После ужина Ахматджан и Шараф пересчитывали всю ложечную наличность и сдавали на кухню. А столовая превращалась в клуб. Стулья составлялись в ряды, столы отодвигались к стенке; исходя из программы вечера, натягивался экран, выкатывался рояль или устанавливалась трибуна. Лежачих приносили на носилках и укладывали впереди, у импровизированной сцены. На столах и стульях рассаживались ходячие. Показывали кино, выступали лекторы, артисты, писатели, музыканты. Среди них было немало всесоюзно известных знаменитостей, приехавших в эвакуацию из Москвы, Ленинграда, Киева.
Побывала у нас в гостях и самодеятельность женского эвакогоспиталя; был и такой госпиталь в Ташкенте. Прекрасная самодеятельность. Только артистических костюмов у девчонок не было. А были такие же, как у нас, халаты неопределенного цвета, из-под которых выглядывало все то же мужское белье армейского образца. Но это не смущало исполнительниц — наших боевых подруг — разведчиц, радисток, медсестер, раненных, как и мы, в боях с врагом. Выступал хор — двенадцать славных девчонок — блондинок, брюнеток, рыженьких. У запевалы не было руки, хористки стояли на костылях, на протезах. Все были веселы, задорно смеялись. А у меня сердце кровью обливалось, я впервые видел столько девушек-калек…
Нечто подобное испытывали и другие зрители.
— Пока они вместе, то многое воспринимается ими иначе, — сказал Кульпин, когда мы вернулись в палату — я на костылях, он на носилках. — Но наступит время, и придет такая певунья-хохотунья безрукой калекой в свою деревню. А вокруг десятки молодых, цветущих, невоевавших девиц. А ей надо будет как-то жить, работать, создавать свою семью, если кто-нибудь возьмет ее замуж… Что ждет ее дальше? Ведь жизнь, она вон какая длинная… — Он отмерил ладонями целый метр…
А что ждет нас, всех вместе и каждого в отдельности?
Я все надеялся, что на утреннем обходе Анна Ефимовна мне наконец скажет: «Ну вот, собирайся на комиссию, а потом домой». Однажды она присела на краешек моей койки и стала пристально разглядывать на свет мой снимок.
— Дела идут неплохо, — сказала она, пряча снимок в конверт. — Мозоль окрепла, надо чистить кость.
— Чистить?

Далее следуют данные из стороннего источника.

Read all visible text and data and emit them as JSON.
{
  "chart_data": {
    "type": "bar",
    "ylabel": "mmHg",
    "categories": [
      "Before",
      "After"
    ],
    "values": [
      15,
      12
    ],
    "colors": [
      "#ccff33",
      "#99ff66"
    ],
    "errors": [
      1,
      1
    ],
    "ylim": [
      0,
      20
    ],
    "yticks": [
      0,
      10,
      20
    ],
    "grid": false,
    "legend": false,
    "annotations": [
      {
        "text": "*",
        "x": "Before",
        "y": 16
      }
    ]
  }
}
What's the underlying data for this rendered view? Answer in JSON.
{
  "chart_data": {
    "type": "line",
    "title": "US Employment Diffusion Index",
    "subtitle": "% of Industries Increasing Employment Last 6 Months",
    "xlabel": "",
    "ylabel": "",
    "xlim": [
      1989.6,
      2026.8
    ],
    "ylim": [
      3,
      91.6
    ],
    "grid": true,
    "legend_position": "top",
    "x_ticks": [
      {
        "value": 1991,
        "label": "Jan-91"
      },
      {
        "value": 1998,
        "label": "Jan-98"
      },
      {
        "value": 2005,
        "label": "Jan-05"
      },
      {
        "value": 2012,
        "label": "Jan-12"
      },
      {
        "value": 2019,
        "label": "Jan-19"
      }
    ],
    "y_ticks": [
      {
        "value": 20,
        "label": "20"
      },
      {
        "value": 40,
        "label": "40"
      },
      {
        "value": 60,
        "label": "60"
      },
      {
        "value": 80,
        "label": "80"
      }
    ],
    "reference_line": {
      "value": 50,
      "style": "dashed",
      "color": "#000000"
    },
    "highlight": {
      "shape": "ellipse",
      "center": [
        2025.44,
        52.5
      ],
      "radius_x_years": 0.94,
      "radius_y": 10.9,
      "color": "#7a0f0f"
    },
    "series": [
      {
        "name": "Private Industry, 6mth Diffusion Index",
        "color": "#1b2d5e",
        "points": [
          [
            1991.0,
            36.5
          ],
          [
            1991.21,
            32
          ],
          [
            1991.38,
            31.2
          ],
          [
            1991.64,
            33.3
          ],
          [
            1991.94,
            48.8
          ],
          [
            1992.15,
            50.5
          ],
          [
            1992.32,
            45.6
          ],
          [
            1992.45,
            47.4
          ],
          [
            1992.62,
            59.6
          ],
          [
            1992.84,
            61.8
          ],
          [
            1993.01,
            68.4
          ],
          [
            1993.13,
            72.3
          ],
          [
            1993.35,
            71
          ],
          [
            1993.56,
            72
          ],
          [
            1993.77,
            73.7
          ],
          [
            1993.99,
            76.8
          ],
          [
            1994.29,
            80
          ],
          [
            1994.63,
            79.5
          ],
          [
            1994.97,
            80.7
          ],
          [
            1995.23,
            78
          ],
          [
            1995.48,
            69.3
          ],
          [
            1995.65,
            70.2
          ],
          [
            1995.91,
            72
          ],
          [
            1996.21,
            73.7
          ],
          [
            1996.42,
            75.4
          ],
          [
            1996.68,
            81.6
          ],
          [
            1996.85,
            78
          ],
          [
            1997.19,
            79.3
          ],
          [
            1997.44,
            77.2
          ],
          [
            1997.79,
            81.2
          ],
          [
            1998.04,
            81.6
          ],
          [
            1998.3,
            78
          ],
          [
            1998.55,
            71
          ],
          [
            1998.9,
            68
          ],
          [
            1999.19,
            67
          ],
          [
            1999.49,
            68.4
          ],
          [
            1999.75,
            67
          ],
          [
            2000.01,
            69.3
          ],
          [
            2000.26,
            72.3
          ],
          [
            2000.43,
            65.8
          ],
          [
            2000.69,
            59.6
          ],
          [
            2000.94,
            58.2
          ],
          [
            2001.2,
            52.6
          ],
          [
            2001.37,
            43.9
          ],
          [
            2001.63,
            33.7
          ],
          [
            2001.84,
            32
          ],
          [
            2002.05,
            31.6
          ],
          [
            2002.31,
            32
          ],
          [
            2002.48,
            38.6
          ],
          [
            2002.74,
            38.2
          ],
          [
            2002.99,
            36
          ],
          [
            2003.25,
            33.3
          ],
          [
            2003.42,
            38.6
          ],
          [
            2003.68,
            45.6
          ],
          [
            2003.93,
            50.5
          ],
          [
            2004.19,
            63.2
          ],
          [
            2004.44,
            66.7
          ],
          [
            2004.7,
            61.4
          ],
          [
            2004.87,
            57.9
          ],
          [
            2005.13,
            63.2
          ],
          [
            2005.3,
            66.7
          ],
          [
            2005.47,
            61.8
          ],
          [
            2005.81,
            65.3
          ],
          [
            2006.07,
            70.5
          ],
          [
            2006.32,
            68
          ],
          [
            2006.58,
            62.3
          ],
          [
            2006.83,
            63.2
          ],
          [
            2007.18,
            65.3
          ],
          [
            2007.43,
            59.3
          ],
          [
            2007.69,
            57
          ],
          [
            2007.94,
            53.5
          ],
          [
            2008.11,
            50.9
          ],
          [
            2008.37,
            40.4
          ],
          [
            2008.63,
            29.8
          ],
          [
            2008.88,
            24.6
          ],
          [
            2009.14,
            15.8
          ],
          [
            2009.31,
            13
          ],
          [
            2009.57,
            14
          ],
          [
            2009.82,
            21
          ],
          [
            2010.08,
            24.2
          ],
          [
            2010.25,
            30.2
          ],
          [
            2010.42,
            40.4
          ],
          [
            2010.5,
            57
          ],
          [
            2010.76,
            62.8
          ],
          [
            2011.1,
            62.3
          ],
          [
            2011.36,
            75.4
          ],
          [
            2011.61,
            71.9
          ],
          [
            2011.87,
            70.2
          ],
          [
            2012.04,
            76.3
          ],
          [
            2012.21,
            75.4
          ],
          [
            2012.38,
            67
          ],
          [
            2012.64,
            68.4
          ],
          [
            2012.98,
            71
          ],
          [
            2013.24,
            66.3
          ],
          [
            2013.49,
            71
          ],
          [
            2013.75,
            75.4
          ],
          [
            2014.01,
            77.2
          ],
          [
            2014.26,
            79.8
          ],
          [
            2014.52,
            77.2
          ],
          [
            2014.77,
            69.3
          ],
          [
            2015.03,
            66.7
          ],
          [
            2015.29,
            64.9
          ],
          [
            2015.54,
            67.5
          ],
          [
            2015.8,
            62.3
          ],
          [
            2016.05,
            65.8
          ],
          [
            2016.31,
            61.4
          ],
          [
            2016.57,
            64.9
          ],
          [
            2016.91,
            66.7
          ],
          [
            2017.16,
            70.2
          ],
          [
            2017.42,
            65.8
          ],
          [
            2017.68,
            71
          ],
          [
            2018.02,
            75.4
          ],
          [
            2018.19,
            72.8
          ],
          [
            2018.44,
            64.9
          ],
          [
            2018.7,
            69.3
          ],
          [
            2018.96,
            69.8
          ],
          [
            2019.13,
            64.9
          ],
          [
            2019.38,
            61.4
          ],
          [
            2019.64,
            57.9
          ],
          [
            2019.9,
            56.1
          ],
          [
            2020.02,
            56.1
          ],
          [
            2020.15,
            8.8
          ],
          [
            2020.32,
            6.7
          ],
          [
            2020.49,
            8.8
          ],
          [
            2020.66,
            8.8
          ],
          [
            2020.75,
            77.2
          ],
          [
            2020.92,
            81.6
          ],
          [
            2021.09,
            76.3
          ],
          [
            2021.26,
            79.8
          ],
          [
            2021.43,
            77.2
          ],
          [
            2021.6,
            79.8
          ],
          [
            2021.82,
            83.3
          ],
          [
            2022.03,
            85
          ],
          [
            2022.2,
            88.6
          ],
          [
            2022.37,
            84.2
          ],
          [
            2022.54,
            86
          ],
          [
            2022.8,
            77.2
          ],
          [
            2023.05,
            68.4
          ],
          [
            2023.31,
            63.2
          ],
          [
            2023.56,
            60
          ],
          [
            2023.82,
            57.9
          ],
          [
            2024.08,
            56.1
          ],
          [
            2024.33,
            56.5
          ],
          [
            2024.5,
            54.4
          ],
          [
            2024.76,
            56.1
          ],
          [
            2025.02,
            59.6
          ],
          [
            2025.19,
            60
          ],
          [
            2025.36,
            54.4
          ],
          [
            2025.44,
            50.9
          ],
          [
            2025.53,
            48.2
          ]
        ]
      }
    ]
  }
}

Разве она у меня грязная?
Анна Ефимовна потрепала меня по щеке.
— В новом костном образовании гниют, не получая никакого питания, остатки старой кости. Маленькие такие осколочки. У тебя же остеомиелит. Если запустить, то можно и ноги лишиться…
И меня стали готовить к операции. Пока еще не врачи, а соседи по палате, все люди умудренные, побывавшие не один раз под хирургическим ножом. Давали советы, ободряли, успокаивали, что почти не больно.
— По-настоящему начинаешь чувствовать, когда наркоз отходит, — сказал Кульпин. — Но все ведь уже позади, не страшно, хуже не будет.
— А я полагаю, что во время операции надо что-нибудь веселенькое в голове держать, — посоветовал Гетта. — Ну, например, думать про ту козу, которая в стоге сена жила.
— Якобы жила, — уточнил Лепендин. — Это еще доказать надо!
Ощепков тут же ринулся в бой:
— Чего доказывать? Я же вам говорил, свояк видел. Брехать он не будет.
— Свояк-то не будет, — подбросил Семка Лепендин палку в давно потухший жостер.
— Так, значит, я брешу! — взъерепенился Ощепков.